The spots ended with an artist's rendition: the split cliffs that were the gateway into the Valley, but closed by a curved concrete wall that reached all the way to the top of the surrounding cliffs. And the metal sign that had replaced the old rusting trestle—the one that read WELCOME TO GRAVITY FALLS—had been replaced by one bolted to the concrete wall: GRAVITY FALLS, HUMANS ONLY.
Other ads for Punt hinted that the Gnomes were behind everything annoying or alarming—mutated animals, illnesses and accidents, even bad weather.
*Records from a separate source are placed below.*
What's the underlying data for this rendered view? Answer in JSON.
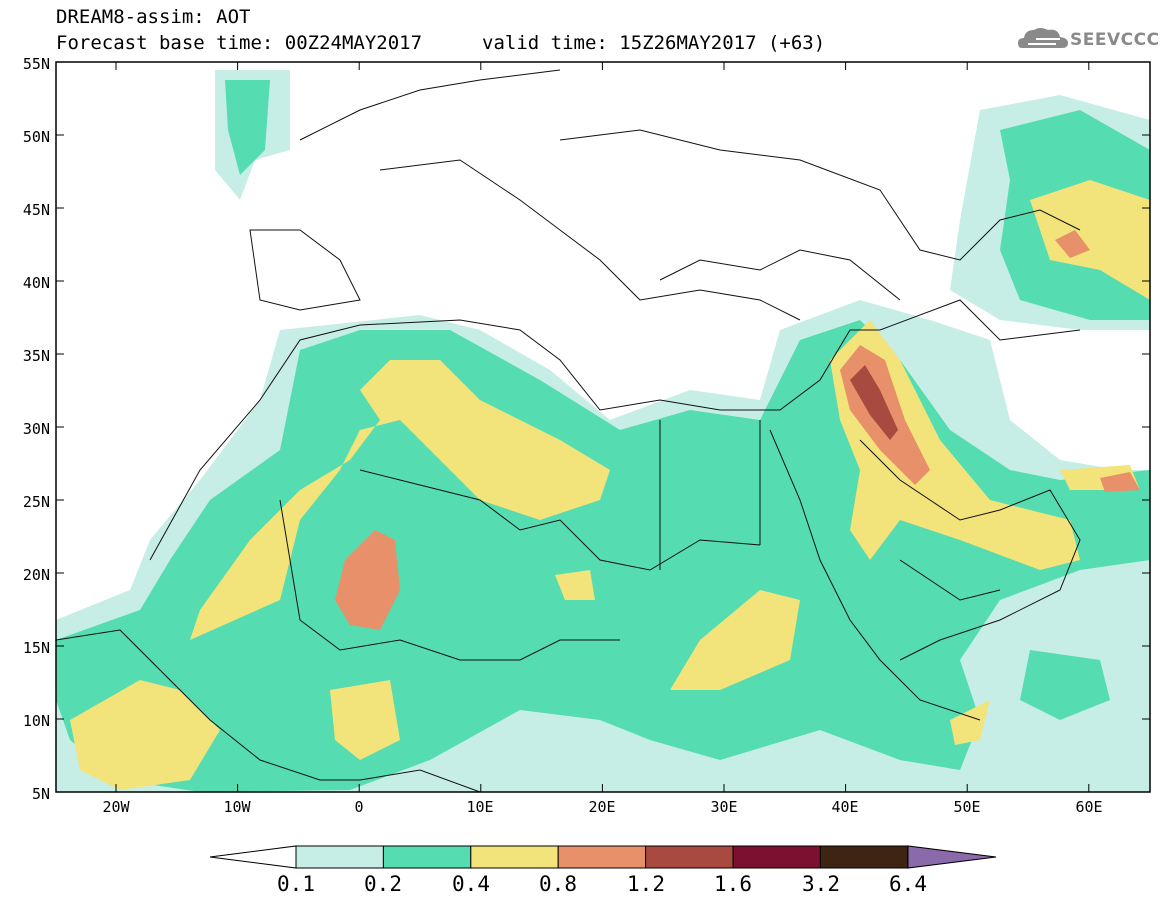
{
  "header": {
    "title": "DREAM8-assim: AOT",
    "base_time": "Forecast base time: 00Z24MAY2017",
    "valid_time": "valid time: 15Z26MAY2017 (+63)"
  },
  "logo": {
    "text": "SEEVCCC",
    "icon": "cloud-icon"
  },
  "map": {
    "lat_ticks": [
      "55N",
      "50N",
      "45N",
      "40N",
      "35N",
      "30N",
      "25N",
      "20N",
      "15N",
      "10N",
      "5N"
    ],
    "lon_ticks": [
      "20W",
      "10W",
      "0",
      "10E",
      "20E",
      "30E",
      "40E",
      "50E",
      "60E"
    ]
  },
  "colorbar": {
    "levels": [
      "0.1",
      "0.2",
      "0.4",
      "0.8",
      "1.2",
      "1.6",
      "3.2",
      "6.4"
    ],
    "colors": [
      "#c6eee6",
      "#55dcb0",
      "#f2e47a",
      "#e8906a",
      "#a84a40",
      "#7c1030",
      "#3e2412",
      "#8a6aaa"
    ]
  },
  "colors": {
    "c1": "#c6eee6",
    "c2": "#55dcb0",
    "c3": "#f2e47a",
    "c4": "#e8906a",
    "c5": "#a84a40"
  }
}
Paranoia is an odd condition. It's not physical—but it is contagious.
People in the Falls were talking.
The Gnomes noticed that when they passed by, those people stared at them and stopped talking.
Jeff even spoke to Stan about it on Saturday: "What have we done to make people scared of us?"
"Nothin'," Stan said. "It's all Punt's doing. He's got no record to stand on, no program, so he's using you guys to stir up fear. Once he loses the election, he won't hang around. You'll see. People are fair if you give 'em time. Things will go back to normal."
Jeff muttered. "Normal. But this is Gravity Falls."